È stato questo il tema cardine di “Credito al Credito 2026”, evento promosso dall’Abi in collaborazione con Assofin e organizzato da Abi Servizi, che si è tenuto a Milano il 31 marzo e 1° aprile presso l’Auditorium Bezzi, dedicato quell’anno al tema: “Credito, infrastruttura del futuro”.
Al centro dell’edizione 2026 ci sono state le nuove regole europee che hanno ridisegnato il mercato del credito e il ruolo dell’innovazione. Intelligenza artificiale e uso avanzato dei dati hanno trasformato il modo in cui le banche hanno valutato il rischio e hanno risposto alle esigenze di famiglie e imprese.
La sessione plenaria di apertura è stata dedicata a intelligenza artificiale, dati e nuove regole, con interventi di Gianfranco Torriero (Abi), Cesare Colombi (Assofin), Stefano Sordoni (Banca d’Italia) e Angelo Camilli (Confindustria), preceduti dal keynote macroeconomico di Libero Monteforte (Ufficio parlamentare di bilancio).

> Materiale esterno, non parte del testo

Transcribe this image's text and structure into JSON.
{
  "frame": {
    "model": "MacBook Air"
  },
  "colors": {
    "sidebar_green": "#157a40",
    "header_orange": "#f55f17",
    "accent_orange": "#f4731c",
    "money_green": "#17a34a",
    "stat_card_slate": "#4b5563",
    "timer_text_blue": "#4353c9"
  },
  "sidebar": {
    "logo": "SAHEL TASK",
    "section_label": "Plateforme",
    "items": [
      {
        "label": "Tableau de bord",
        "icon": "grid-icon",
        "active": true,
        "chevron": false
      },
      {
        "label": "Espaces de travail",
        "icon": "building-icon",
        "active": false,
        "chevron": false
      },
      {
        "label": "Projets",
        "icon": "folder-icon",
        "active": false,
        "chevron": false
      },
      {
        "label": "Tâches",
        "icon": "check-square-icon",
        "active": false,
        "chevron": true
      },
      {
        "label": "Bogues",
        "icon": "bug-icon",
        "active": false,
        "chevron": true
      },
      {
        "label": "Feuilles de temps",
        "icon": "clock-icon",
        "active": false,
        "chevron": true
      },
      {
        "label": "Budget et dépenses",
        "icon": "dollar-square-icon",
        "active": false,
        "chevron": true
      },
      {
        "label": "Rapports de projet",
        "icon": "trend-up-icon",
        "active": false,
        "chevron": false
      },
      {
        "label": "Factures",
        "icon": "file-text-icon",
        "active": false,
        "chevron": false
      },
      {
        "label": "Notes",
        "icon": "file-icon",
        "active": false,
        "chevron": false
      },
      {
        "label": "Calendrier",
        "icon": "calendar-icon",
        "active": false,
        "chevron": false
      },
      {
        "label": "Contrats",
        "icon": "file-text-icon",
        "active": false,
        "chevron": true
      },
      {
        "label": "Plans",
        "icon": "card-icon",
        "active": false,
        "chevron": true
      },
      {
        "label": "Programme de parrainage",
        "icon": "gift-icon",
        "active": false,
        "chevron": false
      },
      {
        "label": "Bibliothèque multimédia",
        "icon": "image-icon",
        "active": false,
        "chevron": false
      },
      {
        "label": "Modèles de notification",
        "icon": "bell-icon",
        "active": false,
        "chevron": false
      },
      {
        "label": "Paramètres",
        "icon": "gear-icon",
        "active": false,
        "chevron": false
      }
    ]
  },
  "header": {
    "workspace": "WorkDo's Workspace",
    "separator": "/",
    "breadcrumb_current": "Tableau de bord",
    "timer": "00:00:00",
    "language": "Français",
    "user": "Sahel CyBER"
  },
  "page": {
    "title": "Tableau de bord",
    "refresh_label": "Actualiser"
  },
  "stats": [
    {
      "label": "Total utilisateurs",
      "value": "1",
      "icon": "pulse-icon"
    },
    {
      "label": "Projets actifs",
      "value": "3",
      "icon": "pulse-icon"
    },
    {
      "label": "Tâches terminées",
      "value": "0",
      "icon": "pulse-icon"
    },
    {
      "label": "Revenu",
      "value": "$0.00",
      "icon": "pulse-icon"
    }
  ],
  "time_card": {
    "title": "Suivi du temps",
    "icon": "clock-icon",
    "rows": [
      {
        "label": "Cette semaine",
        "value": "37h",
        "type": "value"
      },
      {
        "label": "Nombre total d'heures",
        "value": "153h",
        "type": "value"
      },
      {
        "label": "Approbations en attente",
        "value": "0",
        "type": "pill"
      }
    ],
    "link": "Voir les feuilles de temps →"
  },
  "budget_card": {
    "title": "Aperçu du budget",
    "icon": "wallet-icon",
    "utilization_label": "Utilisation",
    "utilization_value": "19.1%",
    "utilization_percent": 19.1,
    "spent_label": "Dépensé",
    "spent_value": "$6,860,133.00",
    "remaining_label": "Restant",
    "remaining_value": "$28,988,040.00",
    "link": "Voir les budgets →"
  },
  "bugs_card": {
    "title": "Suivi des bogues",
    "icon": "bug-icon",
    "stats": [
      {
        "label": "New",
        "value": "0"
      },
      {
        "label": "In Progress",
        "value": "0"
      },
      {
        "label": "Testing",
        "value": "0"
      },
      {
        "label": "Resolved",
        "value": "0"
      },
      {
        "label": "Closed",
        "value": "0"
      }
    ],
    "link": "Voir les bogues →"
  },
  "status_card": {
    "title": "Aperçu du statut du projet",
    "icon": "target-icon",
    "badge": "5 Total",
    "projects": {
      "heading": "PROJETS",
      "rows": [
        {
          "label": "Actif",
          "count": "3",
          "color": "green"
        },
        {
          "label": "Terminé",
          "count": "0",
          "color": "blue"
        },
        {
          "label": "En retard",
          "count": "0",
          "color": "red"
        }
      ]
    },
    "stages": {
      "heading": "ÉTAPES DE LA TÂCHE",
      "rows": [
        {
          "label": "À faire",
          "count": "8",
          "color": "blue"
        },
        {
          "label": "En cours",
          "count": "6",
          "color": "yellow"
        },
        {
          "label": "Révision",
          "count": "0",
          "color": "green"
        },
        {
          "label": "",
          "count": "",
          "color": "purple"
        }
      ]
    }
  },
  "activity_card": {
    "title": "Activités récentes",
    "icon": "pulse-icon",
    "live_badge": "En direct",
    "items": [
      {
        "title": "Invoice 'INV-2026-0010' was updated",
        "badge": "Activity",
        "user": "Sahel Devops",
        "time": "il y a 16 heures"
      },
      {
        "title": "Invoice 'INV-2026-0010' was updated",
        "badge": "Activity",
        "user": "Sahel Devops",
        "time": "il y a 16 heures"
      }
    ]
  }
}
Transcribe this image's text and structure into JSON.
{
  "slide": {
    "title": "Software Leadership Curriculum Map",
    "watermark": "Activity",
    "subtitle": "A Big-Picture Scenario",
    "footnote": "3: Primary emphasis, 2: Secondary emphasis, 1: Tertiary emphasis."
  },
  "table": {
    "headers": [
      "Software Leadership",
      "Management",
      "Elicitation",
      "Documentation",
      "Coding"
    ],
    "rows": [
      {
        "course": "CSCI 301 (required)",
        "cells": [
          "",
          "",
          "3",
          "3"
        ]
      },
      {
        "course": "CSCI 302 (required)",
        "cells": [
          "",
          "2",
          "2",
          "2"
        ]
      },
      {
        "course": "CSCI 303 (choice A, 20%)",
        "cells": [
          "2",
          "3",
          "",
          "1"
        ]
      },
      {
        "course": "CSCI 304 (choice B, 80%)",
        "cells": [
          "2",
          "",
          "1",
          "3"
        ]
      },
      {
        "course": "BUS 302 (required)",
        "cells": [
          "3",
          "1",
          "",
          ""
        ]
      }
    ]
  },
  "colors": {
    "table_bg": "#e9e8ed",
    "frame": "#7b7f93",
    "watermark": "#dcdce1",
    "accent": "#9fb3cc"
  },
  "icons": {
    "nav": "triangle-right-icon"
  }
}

“Credito al Credito” ha rappresentato uno dei principali momenti di confronto tra operatori pubblici e privati, istituzioni, banche e imprese, per analizzare le trasformazioni in atto e individuare soluzioni a sostegno dell’economia.
In un mondo in rapida evoluzione, il credito si è confermato non solo un servizio finanziario, ma una leva strategica per accompagnare l’innovazione, sostenere i territori e costruire la crescita futura.
Secondo i dati Abi, a febbraio 2026 i prestiti a famiglie e imprese sono cresciuti del 2,1% su base annua, proseguendo il percorso di crescita iniziato a marzo 2025. Per le famiglie è stato il quattordicesimo mese consecutivo di incremento, mentre per le imprese è stato l’ottavo mese consecutivo di crescita dei finanziamenti.